Des difficultés à percer les mystères de l’extinction de la mégafaune (par Gilbert J. Price et coll.)

Le 6 juin 2018, sur le site web de la pres­ti­gieuse revue scien­ti­fique Nature, était publié un article, signé par cinq auteurs, por­tant sur les hypo­thèses concer­nant l’ex­tinc­tion de la méga­faune du qua­ter­naire, dont voi­ci une tra­duc­tion. Son prin­ci­pal auteur, Gil­bert J. Price, est un expert en géo­lo­gie, paléo­cli­ma­to­lo­gie et paléon­to­lo­gie de l’u­ni­ver­si­té du Queens­land, en Aus­tra­lie. Ses co-auteurs sont Julien Louys (cher­cheur de l’u­ni­ver­si­té de Grif­fith dans le Queens­land, en Aus­tra­lie), J. Tyler Faith (anthro­po­logue de l’u­ni­ver­si­té de Salt Lake City, dans l’U­tah, aux USA), Eline Loren­zen (pro­fes­seur au musée d’his­toire natu­relle de Køben­havn au Dane­mark) et Michael C. Wes­ta­way (cher­cheur à l’u­ni­ver­si­té de Grif­fith, dans le Queensd­land, en Australie).

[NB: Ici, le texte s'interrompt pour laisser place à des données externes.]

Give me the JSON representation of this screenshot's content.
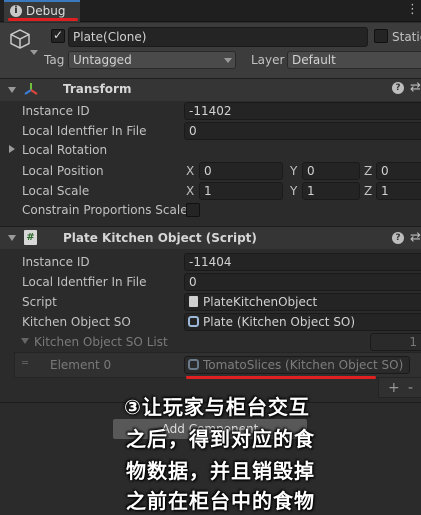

Trop de méta-ana­lyses concer­nant les extinc­tions des kan­gou­rous ou des pares­seux géants uti­lisent de mau­vaises don­nées ou des don­nées mal inter­pré­tées, aver­tissent Gil­bert J. Price et ses collègues.

En mars, le der­nier rhi­no­cé­ros blanc du nord est mort. La sous-espèce rejoint ain­si la longue liste des gros ani­maux ter­restres qui se sont éteints au cours des 100 000 der­nières années.

La rai­son de la dis­pa­ri­tion du rhi­no­cé­ros blanc du nord (Cera­to­the­rium simum cot­to­ni) est indis­cu­table : le bra­con­nage et la des­truc­tion de son habi­tat par les humains. En revanche, les rai­sons de l’extinction des mam­mouths, des pares­seux géants et d’autres créa­tures de la méga­faune du qua­ter­naire demeurent l’un des sujets les plus polé­miques des sciences historiques.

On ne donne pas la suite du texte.